A homenagem ocorre quatro anos depois do episódio envolvendo o diplomata. Em 28 de fevereiro de 2022, Rubem Mendes de Oliveira, então número 2 da embaixada brasileira no Cairo, beijou na boca uma funcionária egípcia de 23 anos sem que ela tivesse consentido. O caso foi revelado pela coluna.

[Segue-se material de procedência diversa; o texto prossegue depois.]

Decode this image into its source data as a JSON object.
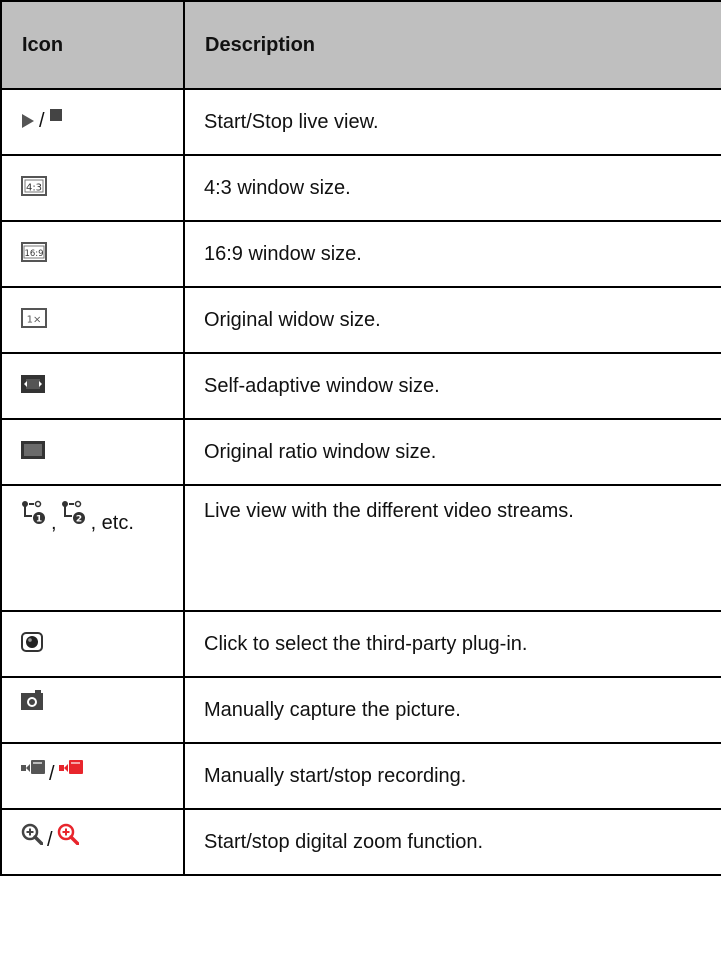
{
  "table": {
    "headers": {
      "icon": "Icon",
      "description": "Description"
    },
    "rows": [
      {
        "icons": [
          "play-icon",
          "stop-icon"
        ],
        "separator": "/",
        "description": "Start/Stop live view."
      },
      {
        "icons": [
          "aspect-4-3-icon"
        ],
        "icon_text": "4:3",
        "description": "4:3 window size."
      },
      {
        "icons": [
          "aspect-16-9-icon"
        ],
        "icon_text": "16:9",
        "description": "16:9 window size."
      },
      {
        "icons": [
          "original-size-icon"
        ],
        "icon_text": "1×",
        "description": "Original widow size."
      },
      {
        "icons": [
          "self-adaptive-icon"
        ],
        "description": "Self-adaptive window size."
      },
      {
        "icons": [
          "original-ratio-icon"
        ],
        "description": "Original ratio window size."
      },
      {
        "icons": [
          "stream-1-icon",
          "stream-2-icon"
        ],
        "separator": ",",
        "suffix": ", etc.",
        "description": "Live view with the different video streams."
      },
      {
        "icons": [
          "third-party-plugin-icon"
        ],
        "description": "Click to select the third-party plug-in."
      },
      {
        "icons": [
          "camera-icon"
        ],
        "description": "Manually capture the picture."
      },
      {
        "icons": [
          "record-icon",
          "record-active-icon"
        ],
        "separator": "/",
        "description": "Manually start/stop recording."
      },
      {
        "icons": [
          "zoom-icon",
          "zoom-active-icon"
        ],
        "separator": "/",
        "description": "Start/stop digital zoom function."
      }
    ]
  },
  "colors": {
    "header_bg": "#bfbfbf",
    "border": "#000000",
    "icon_gray": "#555555",
    "active_red": "#e8252c"
  }
}
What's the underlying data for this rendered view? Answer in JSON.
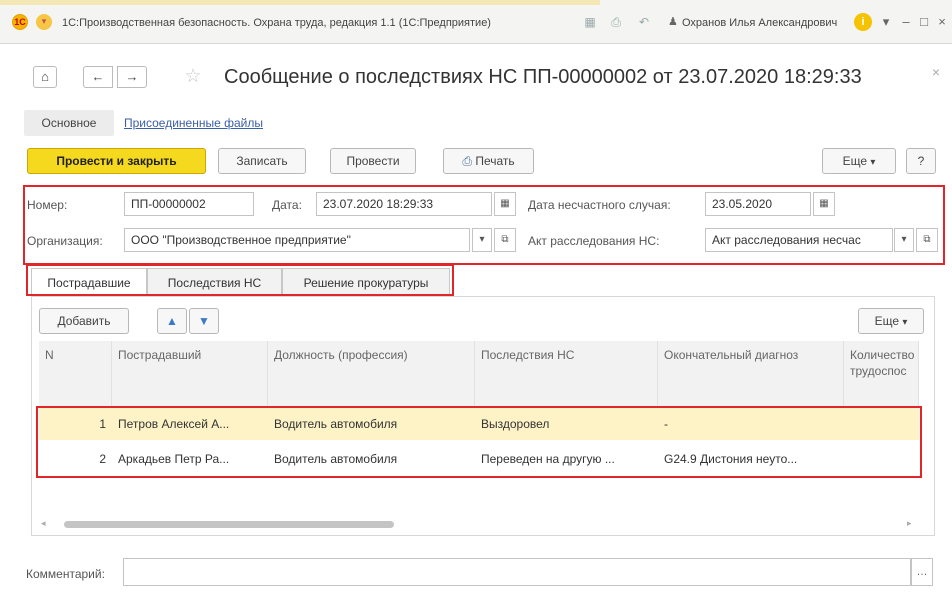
{
  "window": {
    "title": "1С:Производственная безопасность. Охрана труда, редакция 1.1  (1С:Предприятие)",
    "user": "Охранов Илья Александрович",
    "logo_text": "1С",
    "app_menu_icon": "chevron-down-icon",
    "controls": {
      "minimize": "–",
      "restore": "□",
      "close": "×"
    }
  },
  "document": {
    "title": "Сообщение о последствиях НС ПП-00000002 от 23.07.2020 18:29:33"
  },
  "section_tabs": {
    "main": "Основное",
    "files": "Присоединенные файлы"
  },
  "toolbar": {
    "post_and_close": "Провести и закрыть",
    "save": "Записать",
    "post": "Провести",
    "print": "Печать",
    "more": "Еще",
    "help": "?"
  },
  "header": {
    "number_label": "Номер:",
    "number_value": "ПП-00000002",
    "date_label": "Дата:",
    "date_value": "23.07.2020 18:29:33",
    "accident_date_label": "Дата несчастного случая:",
    "accident_date_value": "23.05.2020",
    "org_label": "Организация:",
    "org_value": "ООО \"Производственное предприятие\"",
    "act_label": "Акт расследования НС:",
    "act_value": "Акт расследования несчас"
  },
  "inner_tabs": [
    "Пострадавшие",
    "Последствия НС",
    "Решение прокуратуры"
  ],
  "table": {
    "add_button": "Добавить",
    "more_button": "Еще",
    "columns": [
      "N",
      "Пострадавший",
      "Должность (профессия)",
      "Последствия НС",
      "Окончательный диагноз",
      "Количество трудоспос"
    ],
    "rows": [
      {
        "n": "1",
        "victim": "Петров Алексей А...",
        "position": "Водитель автомобиля",
        "consequence": "Выздоровел",
        "diagnosis": "-",
        "days": ""
      },
      {
        "n": "2",
        "victim": "Аркадьев Петр Ра...",
        "position": "Водитель автомобиля",
        "consequence": "Переведен на другую ...",
        "diagnosis": "G24.9 Дистония неуто...",
        "days": ""
      }
    ]
  },
  "comment": {
    "label": "Комментарий:",
    "value": ""
  },
  "colors": {
    "accent_button": "#f5d91e",
    "annotation_frame": "#e0262b",
    "selected_row": "#fdf3c7",
    "link": "#3a5fa6"
  }
}
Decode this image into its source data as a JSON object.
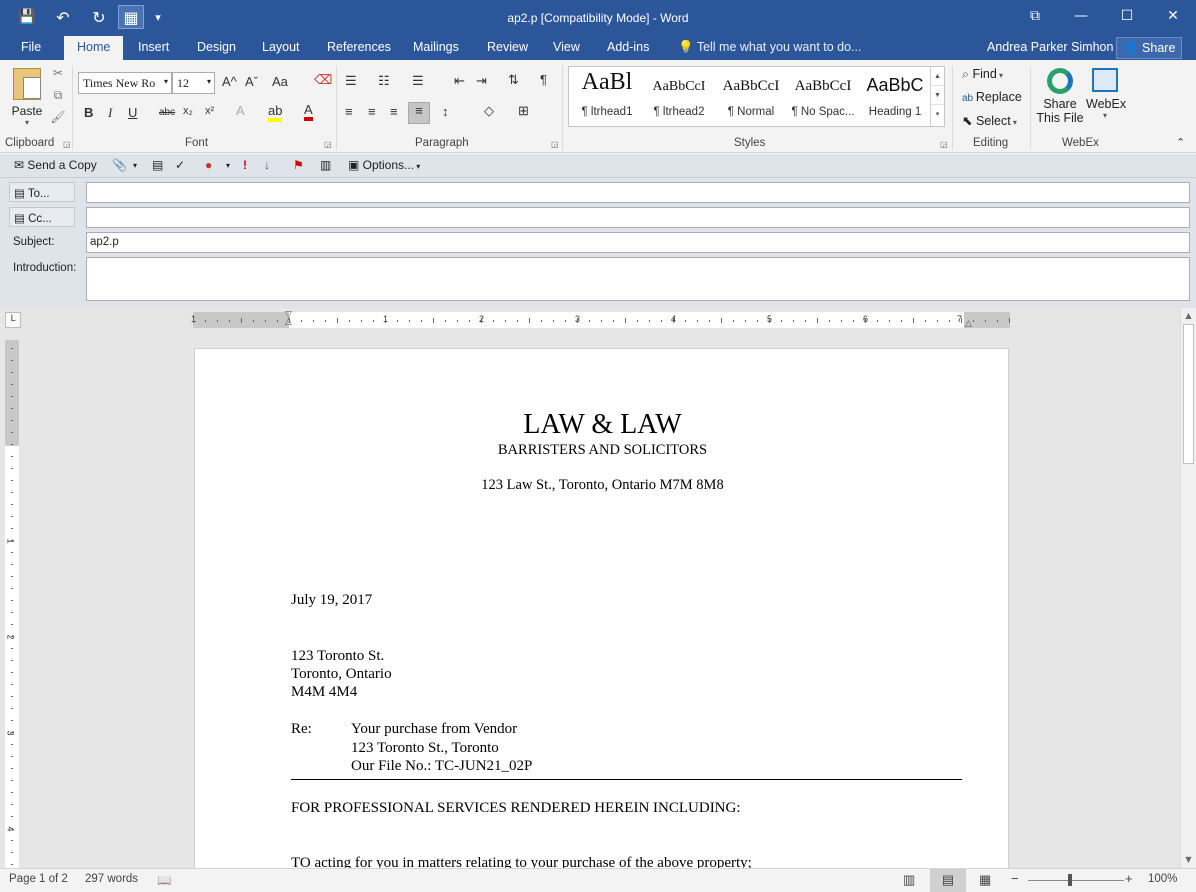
{
  "window": {
    "title": "ap2.p [Compatibility Mode] - Word",
    "controls": {
      "restore": "⧉",
      "minimize": "—",
      "maximize": "☐",
      "close": "✕"
    }
  },
  "qat": {
    "save": "💾",
    "undo": "↶",
    "redo": "↻",
    "touch": "▦",
    "customize": "▾"
  },
  "tabs": [
    "File",
    "Home",
    "Insert",
    "Design",
    "Layout",
    "References",
    "Mailings",
    "Review",
    "View",
    "Add-ins"
  ],
  "active_tab": "Home",
  "tell_me": "Tell me what you want to do...",
  "user": "Andrea Parker Simhon",
  "share": "Share",
  "ribbon": {
    "clipboard": {
      "label": "Clipboard",
      "paste": "Paste"
    },
    "font": {
      "label": "Font",
      "font_name": "Times New Ro",
      "font_size": "12",
      "bold": "B",
      "italic": "I",
      "underline": "U",
      "strike": "abc",
      "sub": "x₂",
      "sup": "x²",
      "grow": "A^",
      "shrink": "Aˇ",
      "case": "Aa",
      "text_effects": "A",
      "highlight": "ab",
      "font_color": "A"
    },
    "paragraph": {
      "label": "Paragraph",
      "pilcrow": "¶"
    },
    "styles": {
      "label": "Styles",
      "items": [
        {
          "sample": "AaBl",
          "name": "¶ ltrhead1"
        },
        {
          "sample": "AaBbCcI",
          "name": "¶ ltrhead2"
        },
        {
          "sample": "AaBbCcI",
          "name": "¶ Normal"
        },
        {
          "sample": "AaBbCcI",
          "name": "¶ No Spac..."
        },
        {
          "sample": "AaBbC",
          "name": "Heading 1"
        }
      ]
    },
    "editing": {
      "label": "Editing",
      "find": "Find",
      "replace": "Replace",
      "select": "Select"
    },
    "webex": {
      "label": "WebEx",
      "share_line1": "Share",
      "share_line2": "This File",
      "webex": "WebEx"
    }
  },
  "mailbar": {
    "send_copy": "Send a Copy",
    "options": "Options..."
  },
  "envelope": {
    "to_label": "To...",
    "cc_label": "Cc...",
    "subject_label": "Subject:",
    "subject_value": "ap2.p",
    "intro_label": "Introduction:"
  },
  "ruler": {
    "numbers": [
      "1",
      "1",
      "2",
      "3",
      "4",
      "5",
      "6",
      "7"
    ],
    "corner": "L",
    "vnumbers": [
      "1",
      "1",
      "2",
      "3",
      "4"
    ]
  },
  "document": {
    "firm": "LAW & LAW",
    "subtitle": "BARRISTERS AND SOLICITORS",
    "address": "123 Law St., Toronto, Ontario  M7M 8M8",
    "date": "July 19, 2017",
    "recipient": [
      "123 Toronto St.",
      "Toronto, Ontario",
      "M4M 4M4"
    ],
    "re_label": "Re:",
    "re_lines": [
      "Your purchase from Vendor",
      "123 Toronto St., Toronto",
      "Our File No.: TC-JUN21_02P"
    ],
    "services_heading": "FOR PROFESSIONAL SERVICES RENDERED HEREIN INCLUDING:",
    "body_start": "TO acting for you in matters relating to your purchase of the above property;"
  },
  "status": {
    "page": "Page 1 of 2",
    "words": "297 words",
    "zoom": "100%",
    "zoom_level_percent": 100
  },
  "colors": {
    "accent": "#2b579a"
  }
}
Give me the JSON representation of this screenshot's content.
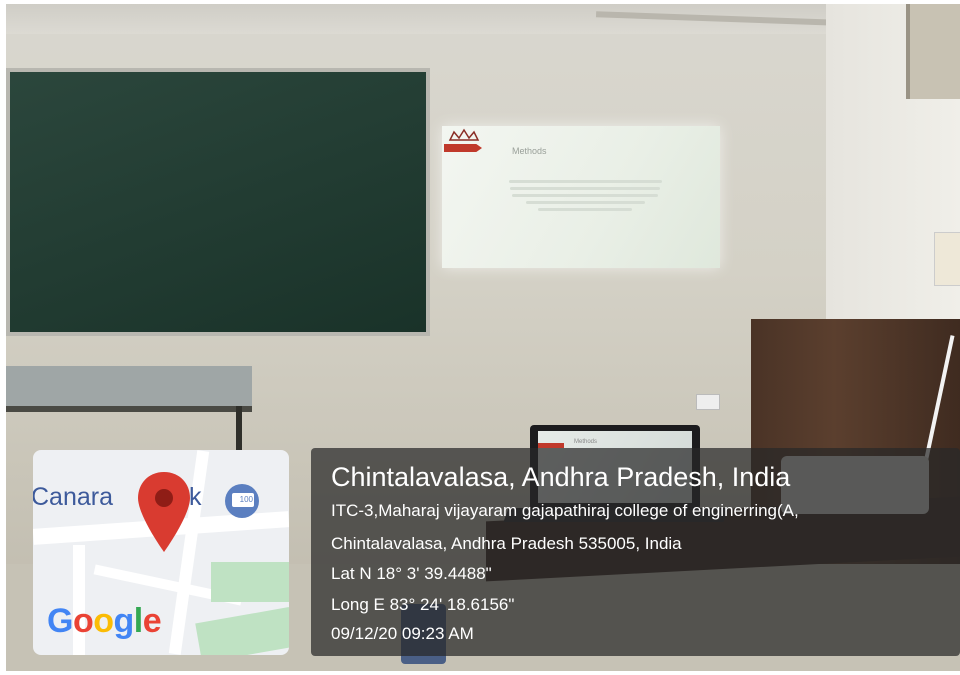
{
  "scene": {
    "projection_title": "Methods",
    "laptop_slide_title": "Methods"
  },
  "map": {
    "place_label_left": "Canara",
    "place_label_right": "k",
    "poi_badge": "100",
    "brand": "Google",
    "brand_colors": [
      "#4285F4",
      "#EA4335",
      "#FBBC05",
      "#4285F4",
      "#34A853",
      "#EA4335"
    ],
    "pin_color": "#D93B30",
    "icons": [
      "map-pin-icon",
      "poi-badge-icon"
    ]
  },
  "overlay": {
    "title": "Chintalavalasa, Andhra Pradesh, India",
    "address_line1": "ITC-3,Maharaj vijayaram gajapathiraj college of enginerring(A,",
    "address_line2": "Chintalavalasa, Andhra Pradesh 535005, India",
    "latitude": "Lat N 18° 3' 39.4488\"",
    "longitude": "Long E 83° 24' 18.6156\"",
    "timestamp": "09/12/20 09:23 AM"
  }
}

Reprodução do Diário Oficial da União (DOU) que informa honraria concedida pelo governo Lula a diplomata acusado de assédio sexual
Reprodução do Diário Oficial da União (DOU) que informa honraria concedida pelo governo Lula a diplomata acusado de assédio sexual

Segundo o relato da funcionária, ela entrou no escritório do diplomata para se despedir antes de sua transferência para Porto Príncipe, no Haiti. Rubem teria dito que a considerava como uma filha e perguntou se poderia dar um beijo de despedida. Ela assentiu, imaginando que se tratava de um beijo no rosto, mas ele a beijou na boca.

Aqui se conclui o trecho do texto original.